Никон налил себе ещё и выпил, ребе поддержал его квасом.

– Я тебе правду скажу, Шломо, народ ваш я не очень уважаю. Странный он и непонятный очень, да и вера ваша мне не по нраву. Но ты, Шломо, святому делу служить собрался, это я понимаю и принимаю. Я и сам готов служить Господу вот только не знаю как. То ли не нужен я Ему, то ли сам я с духом собраться не могу. А вот если б кто-нибудь подсказал или показал мне, как воистину служить, да так чтобы душа верой наполнялась и чтобы жизнь была как одна большая дорога, я бы всё бросил и пошёл за ним. Вот ты, Шломо, можешь ли ты мне сказать, как ты своё служение принимаешь, и что в человеке от Бога, да и вообще, что есть человек?

– Ну, силён ты, Никон, загадки загадывать – вставил Гамаюн – над этими вопросами много старых мудрецов ломали голову и много новых ещё ломать будут.

– Да не нужны мне мудрецы с их книжками, я хоть и грамотен, но в книгах этих ничего не понимаю. Ты, Шломо, по-простому мне скажи, так чтоб до меня дошло. Я в монастыре пять лет провёл и служил, и исполнял то, что требовали, и книжников всяких слушал, но так ничего и не понял. Если всемогущий Бог дал людям закон, то почему он не сделал так, чтоб они его исполняли. Почему человек живёт в грехе, а умирает в страхе и страданиях? За что нам судьба такая дана, за что мы так наказаны, чем род людской провинился перед Господом?

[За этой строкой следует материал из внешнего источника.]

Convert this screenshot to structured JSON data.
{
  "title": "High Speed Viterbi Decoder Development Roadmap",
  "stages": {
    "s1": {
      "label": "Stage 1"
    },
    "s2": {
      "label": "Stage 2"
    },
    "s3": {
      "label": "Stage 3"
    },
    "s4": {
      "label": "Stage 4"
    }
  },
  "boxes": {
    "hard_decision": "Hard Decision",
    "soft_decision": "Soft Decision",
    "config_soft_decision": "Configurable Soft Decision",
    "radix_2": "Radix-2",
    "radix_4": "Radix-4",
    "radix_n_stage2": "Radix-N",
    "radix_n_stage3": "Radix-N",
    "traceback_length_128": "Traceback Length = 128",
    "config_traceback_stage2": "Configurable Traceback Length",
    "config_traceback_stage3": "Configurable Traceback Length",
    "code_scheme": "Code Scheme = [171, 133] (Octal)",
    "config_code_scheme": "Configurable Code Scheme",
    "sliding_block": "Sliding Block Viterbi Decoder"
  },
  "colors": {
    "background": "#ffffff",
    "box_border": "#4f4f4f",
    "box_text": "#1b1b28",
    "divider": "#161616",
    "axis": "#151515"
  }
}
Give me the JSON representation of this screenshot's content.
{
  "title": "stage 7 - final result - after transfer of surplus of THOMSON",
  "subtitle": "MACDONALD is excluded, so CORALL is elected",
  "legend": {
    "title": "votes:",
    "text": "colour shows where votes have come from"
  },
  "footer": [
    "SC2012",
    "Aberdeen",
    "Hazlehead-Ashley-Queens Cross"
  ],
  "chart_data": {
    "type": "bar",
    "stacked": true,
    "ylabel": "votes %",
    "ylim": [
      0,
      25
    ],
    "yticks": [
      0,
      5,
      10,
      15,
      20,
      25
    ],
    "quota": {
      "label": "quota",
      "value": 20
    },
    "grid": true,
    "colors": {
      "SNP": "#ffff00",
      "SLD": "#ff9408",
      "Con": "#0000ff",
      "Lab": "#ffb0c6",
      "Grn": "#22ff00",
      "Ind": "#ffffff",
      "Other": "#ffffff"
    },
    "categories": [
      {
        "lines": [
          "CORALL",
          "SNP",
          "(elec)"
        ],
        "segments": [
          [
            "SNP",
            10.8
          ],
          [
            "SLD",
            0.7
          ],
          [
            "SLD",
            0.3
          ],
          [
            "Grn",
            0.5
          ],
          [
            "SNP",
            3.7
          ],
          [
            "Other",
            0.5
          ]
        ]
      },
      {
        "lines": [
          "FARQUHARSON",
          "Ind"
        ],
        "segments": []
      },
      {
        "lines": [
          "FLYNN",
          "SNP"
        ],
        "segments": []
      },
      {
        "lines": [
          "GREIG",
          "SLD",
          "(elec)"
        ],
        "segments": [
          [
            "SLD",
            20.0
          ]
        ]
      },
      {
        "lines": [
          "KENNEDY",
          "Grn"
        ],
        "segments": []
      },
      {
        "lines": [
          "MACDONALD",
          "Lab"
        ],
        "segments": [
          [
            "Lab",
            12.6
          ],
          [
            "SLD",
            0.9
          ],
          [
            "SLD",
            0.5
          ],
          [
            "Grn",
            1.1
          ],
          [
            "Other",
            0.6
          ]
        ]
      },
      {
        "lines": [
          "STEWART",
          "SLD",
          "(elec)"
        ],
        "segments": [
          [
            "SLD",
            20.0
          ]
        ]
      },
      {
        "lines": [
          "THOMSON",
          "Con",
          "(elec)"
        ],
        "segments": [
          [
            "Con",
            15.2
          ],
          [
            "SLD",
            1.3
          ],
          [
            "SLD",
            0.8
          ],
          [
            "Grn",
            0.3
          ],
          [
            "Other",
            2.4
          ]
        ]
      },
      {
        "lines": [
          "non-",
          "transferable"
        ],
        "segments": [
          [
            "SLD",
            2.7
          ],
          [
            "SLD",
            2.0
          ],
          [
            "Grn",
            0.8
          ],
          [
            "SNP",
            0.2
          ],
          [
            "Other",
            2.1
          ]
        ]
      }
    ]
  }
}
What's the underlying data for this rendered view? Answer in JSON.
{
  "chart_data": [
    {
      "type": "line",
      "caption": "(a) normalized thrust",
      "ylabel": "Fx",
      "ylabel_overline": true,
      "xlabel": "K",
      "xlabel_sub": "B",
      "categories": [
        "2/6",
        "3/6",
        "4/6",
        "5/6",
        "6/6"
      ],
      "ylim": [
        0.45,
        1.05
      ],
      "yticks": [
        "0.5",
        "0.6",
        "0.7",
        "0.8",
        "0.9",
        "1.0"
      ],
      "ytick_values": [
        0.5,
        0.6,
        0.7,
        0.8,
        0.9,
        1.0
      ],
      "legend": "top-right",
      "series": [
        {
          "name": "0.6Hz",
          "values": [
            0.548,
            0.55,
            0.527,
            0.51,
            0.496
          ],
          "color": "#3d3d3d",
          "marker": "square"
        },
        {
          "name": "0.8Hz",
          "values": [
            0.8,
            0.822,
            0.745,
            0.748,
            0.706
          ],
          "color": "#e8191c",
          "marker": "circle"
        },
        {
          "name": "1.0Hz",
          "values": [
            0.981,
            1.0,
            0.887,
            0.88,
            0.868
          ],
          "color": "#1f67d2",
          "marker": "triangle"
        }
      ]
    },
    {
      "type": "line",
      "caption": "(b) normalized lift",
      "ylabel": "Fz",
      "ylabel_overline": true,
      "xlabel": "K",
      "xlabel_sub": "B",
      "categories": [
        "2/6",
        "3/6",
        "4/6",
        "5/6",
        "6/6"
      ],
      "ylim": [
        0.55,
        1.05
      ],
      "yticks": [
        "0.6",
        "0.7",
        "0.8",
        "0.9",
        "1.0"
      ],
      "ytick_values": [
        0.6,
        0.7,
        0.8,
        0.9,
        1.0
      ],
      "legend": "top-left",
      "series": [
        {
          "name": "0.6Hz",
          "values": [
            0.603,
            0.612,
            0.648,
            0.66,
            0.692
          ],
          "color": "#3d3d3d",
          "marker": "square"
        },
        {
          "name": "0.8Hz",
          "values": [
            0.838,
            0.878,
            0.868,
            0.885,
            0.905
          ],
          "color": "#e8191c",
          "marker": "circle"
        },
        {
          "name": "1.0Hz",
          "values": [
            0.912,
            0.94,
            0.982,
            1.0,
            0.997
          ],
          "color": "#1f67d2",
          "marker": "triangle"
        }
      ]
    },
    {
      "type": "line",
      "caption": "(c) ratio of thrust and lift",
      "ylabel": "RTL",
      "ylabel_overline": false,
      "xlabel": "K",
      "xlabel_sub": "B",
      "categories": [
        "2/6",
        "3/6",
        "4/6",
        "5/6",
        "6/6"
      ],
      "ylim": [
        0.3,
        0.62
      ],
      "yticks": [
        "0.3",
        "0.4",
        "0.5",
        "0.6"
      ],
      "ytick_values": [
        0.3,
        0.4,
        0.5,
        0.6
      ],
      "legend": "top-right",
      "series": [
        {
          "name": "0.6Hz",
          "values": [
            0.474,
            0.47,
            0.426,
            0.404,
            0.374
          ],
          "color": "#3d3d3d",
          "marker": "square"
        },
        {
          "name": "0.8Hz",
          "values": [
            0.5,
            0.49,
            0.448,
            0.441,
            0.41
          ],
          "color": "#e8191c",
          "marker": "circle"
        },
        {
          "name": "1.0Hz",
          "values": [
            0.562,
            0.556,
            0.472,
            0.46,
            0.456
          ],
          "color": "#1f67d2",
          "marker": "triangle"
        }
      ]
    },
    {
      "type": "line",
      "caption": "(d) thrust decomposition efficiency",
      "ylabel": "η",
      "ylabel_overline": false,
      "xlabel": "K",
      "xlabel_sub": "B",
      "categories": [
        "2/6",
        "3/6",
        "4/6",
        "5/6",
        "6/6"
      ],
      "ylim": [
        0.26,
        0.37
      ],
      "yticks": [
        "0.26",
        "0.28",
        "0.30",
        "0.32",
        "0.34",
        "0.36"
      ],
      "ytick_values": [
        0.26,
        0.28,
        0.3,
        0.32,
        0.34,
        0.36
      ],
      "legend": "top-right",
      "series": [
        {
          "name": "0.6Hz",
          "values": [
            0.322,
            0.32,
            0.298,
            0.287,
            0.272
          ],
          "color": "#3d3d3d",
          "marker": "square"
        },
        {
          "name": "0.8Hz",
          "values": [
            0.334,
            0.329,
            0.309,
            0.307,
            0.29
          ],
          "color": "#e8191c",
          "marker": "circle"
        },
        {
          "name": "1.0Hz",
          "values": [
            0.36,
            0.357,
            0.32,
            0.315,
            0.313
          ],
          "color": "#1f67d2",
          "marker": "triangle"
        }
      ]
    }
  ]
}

– А ничем он не провинился – Шломо нашёл на столе рушник и отёр губы – человек живёт в мире, куда божественный свет хоть и проникает, но совсем чуть-чуть, и не свободно, а связано, скрытно через суть вещей, а потому и раскрывается в нём не в полной мере.

– А откуда ты это знаешь?

– От учителей своих.

– А они как могут это знать?

– Они свет небесный видели.

– Как же может человек небесный свет узреть, он же ослепнет или с ума сойдёт.

– Нет, Никон, это не так, когда луч небесного света достигает земли, то он сам становится невидимым, но через него открываются другие миры. Может ли человек сойти с ума или ослепнуть, увидев такое? Не думаю, по-моему, это только легенды.

– Ты, Шломо, хорошо говоришь, красиво и на правду похоже, но как тебе верить, ведь ни в каких книгах это не записано. Не может человек такое в себе хранить и никому не поведать.

– Да, это так, только знания эти тайные, только для ясновидцев и истинно верующих, мудрых и посвящённых.

– А ты сам кем себя считаешь?

Шломо задумался – Я думаю, что я посвящённый, но мудрым стать никогда не поздно.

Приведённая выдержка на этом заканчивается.